Luznik, et al. went on to assess metabolic signatures in Tconv cells and found that GvHD appears to activate oxidative-phosphorylation more than glycolysis or fatty-acid metabolism, suggesting that PTCy may not only deplete T cells, but also modulate them and that an awareness of this may improve understanding of drug tolerance and how to treat aGvHD in these patients.
A subsequent question addressed by Luznik, et al., was about regulatory T cells (Treg) which seem to persist despite PTCy treatment.
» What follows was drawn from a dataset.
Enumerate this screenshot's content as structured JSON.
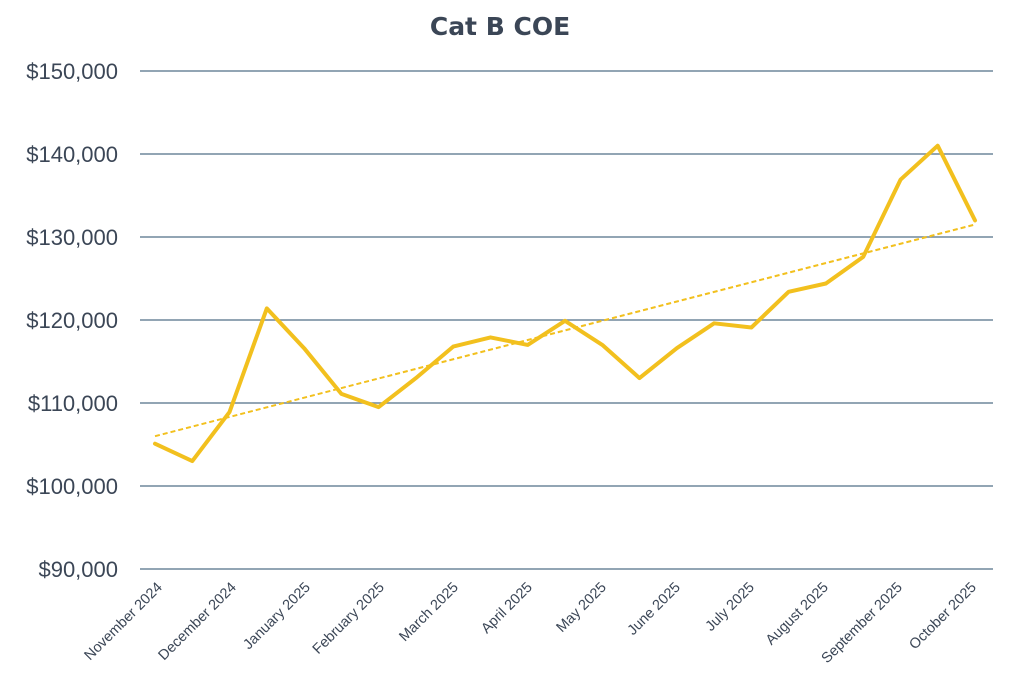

They found that the ratio of Treg to Tconv remained high irrespective of GvHD in matched or haploidentical. In addition, they found distinct transcriptional signatures in Treg enriched samples that differentiated patients who developed GvHD from those who did not (IFNG, GZMA, GZMK). This was further supported by genetic analysis, which showed positive enrichment of genetic signatures associated with working Treg cells in patients who develop GvHD.
The presentation summarized the value of PTCy in different types of donors such as MUD, haploid, and mismatched-MUD. PTCy can be combined with ATG in hematologic malignancies but needs further investigation. Activation status and metabolic signatures of Tconv cells are risk markers for aGvHD post PTCy. Furthermore, PTCy offers a unique opportunity for GvHD prophylaxis combinations using immune predictive variables.